There is, however, one song that does come close to classic status, namely Dylan's opus Cool Dry Place. The song is ultimately unremarkable from a melodic perspective, though it is quite catchy, if simple, in its own right, but it's in the lyrical department that it truly excels . The lyrics in Cool Dry Place are by no means amongst Dylan's best, but nevertheless they're a throwback to a particular style that he'd abandoned long before, a style made famous on albums like Highway 61 Revisited and Blonde On Blonde. The song wouldn't qualify as a classic on either record, but in the context of Dylan's nineties output it's a refreshing reminder of what he was once capable of. The song is a mixture of cryptic themes, witty wordplay and clever storytelling, a clear indication that this style still comes effortlessly to Dylan even after years of habitual neglect.

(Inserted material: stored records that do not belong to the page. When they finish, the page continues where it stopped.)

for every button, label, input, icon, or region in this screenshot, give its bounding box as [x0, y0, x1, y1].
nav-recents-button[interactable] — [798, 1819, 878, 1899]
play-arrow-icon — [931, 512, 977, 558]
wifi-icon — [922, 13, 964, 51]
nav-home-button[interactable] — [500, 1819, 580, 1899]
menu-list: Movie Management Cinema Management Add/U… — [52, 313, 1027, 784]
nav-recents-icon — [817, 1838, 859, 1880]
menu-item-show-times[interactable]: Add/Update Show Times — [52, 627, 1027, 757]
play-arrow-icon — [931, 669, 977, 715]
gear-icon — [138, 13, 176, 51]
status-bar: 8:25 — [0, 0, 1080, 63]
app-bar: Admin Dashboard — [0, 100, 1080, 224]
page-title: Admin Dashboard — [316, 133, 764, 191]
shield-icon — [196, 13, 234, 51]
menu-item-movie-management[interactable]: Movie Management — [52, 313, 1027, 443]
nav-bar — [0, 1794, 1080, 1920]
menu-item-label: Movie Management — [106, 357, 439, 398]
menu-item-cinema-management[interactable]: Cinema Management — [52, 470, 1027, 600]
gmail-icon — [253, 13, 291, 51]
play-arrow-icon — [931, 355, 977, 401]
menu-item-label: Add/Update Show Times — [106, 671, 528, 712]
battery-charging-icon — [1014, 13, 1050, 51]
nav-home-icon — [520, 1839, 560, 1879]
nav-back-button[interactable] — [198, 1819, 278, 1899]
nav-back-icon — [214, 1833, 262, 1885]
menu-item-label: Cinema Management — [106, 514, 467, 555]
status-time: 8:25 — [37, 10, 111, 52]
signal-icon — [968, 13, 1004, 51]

Thus Vol. 3 is indeed a solid outing, if far less exciting and inspired than Vol. 1. The Traveling Wilburys really didn't need to be revived, but at least their resurrection did result in another enjoyable listening experience. Sadly the album was simply treated as 'work' rather than 'recreation' for those involved, dispelling much of the charm of the debut, but with incomparable artists like Dylan and Harrison on-hand there's at least more than enough worthwhile content to merit a listen.